RAG systems are easy to demo and hard to ship. The reason: they have three independent failure surfaces (retrieval, ranking, generation) and any one of them silently degrades the others. You need an eval that scores each layer, not just the final response.
The 200-question golden set
We seeded the set with real user queries scrubbed of PII, then expanded with synthetic variants — paraphrases, edge cases, adversarial framings. Each question is annotated with the document IDs that should appear in the top-5, a reference answer, and the set of factual claims the answer must contain.
Scoring per layer
- Retrieval recall@5 — fraction of expected documents that appear in the top-5.
- Reranker MRR — mean reciprocal rank of the first relevant document.
- Groundedness — fraction of factual claims in the response that map to a retrieved document.

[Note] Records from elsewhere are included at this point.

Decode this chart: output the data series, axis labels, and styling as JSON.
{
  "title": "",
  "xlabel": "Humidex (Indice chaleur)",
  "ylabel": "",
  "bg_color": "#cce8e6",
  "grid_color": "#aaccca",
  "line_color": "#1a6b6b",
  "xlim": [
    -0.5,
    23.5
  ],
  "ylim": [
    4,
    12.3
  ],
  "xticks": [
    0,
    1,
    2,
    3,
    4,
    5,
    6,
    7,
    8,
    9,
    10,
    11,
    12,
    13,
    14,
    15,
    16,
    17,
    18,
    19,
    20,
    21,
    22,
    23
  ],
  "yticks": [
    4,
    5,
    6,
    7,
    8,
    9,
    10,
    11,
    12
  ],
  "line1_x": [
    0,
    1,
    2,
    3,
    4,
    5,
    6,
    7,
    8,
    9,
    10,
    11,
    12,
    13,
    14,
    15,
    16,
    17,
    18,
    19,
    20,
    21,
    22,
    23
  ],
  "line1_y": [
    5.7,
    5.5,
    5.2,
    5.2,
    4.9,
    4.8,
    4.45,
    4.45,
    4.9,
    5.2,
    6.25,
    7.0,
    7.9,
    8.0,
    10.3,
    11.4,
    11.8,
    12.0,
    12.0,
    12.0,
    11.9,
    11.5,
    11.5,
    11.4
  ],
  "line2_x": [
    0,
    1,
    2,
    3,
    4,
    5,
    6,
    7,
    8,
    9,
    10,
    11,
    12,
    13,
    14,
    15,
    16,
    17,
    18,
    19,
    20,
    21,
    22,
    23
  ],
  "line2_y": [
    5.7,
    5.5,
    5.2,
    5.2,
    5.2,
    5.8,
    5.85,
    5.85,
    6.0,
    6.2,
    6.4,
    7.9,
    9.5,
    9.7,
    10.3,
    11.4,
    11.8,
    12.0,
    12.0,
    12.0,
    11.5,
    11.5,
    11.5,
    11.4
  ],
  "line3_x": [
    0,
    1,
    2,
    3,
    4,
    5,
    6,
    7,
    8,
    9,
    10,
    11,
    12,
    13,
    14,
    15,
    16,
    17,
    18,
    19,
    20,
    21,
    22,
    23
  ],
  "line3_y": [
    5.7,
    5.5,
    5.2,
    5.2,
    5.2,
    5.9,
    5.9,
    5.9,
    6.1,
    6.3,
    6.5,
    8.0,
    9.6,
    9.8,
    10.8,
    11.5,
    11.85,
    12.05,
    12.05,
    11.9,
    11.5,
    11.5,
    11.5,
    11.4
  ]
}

- Answer accuracy — judged by a held-out LLM against the reference answer, with a human spot-check on disagreements.
The CI pipeline
Every PR that touches the embedding model, the chunking config, the retriever, or the generation prompt runs the full eval. We post the diff against main into the PR — green if all four metrics held or improved, red on regression. The PR can't merge if red, no matter how clean the unit tests are.
Two practical notes. First, the eval takes 8 minutes — keep it under 10 or developers will route around it. Second, version the golden set: a regression caused by a question rewrite is different from a regression caused by code, and you need to tell them apart.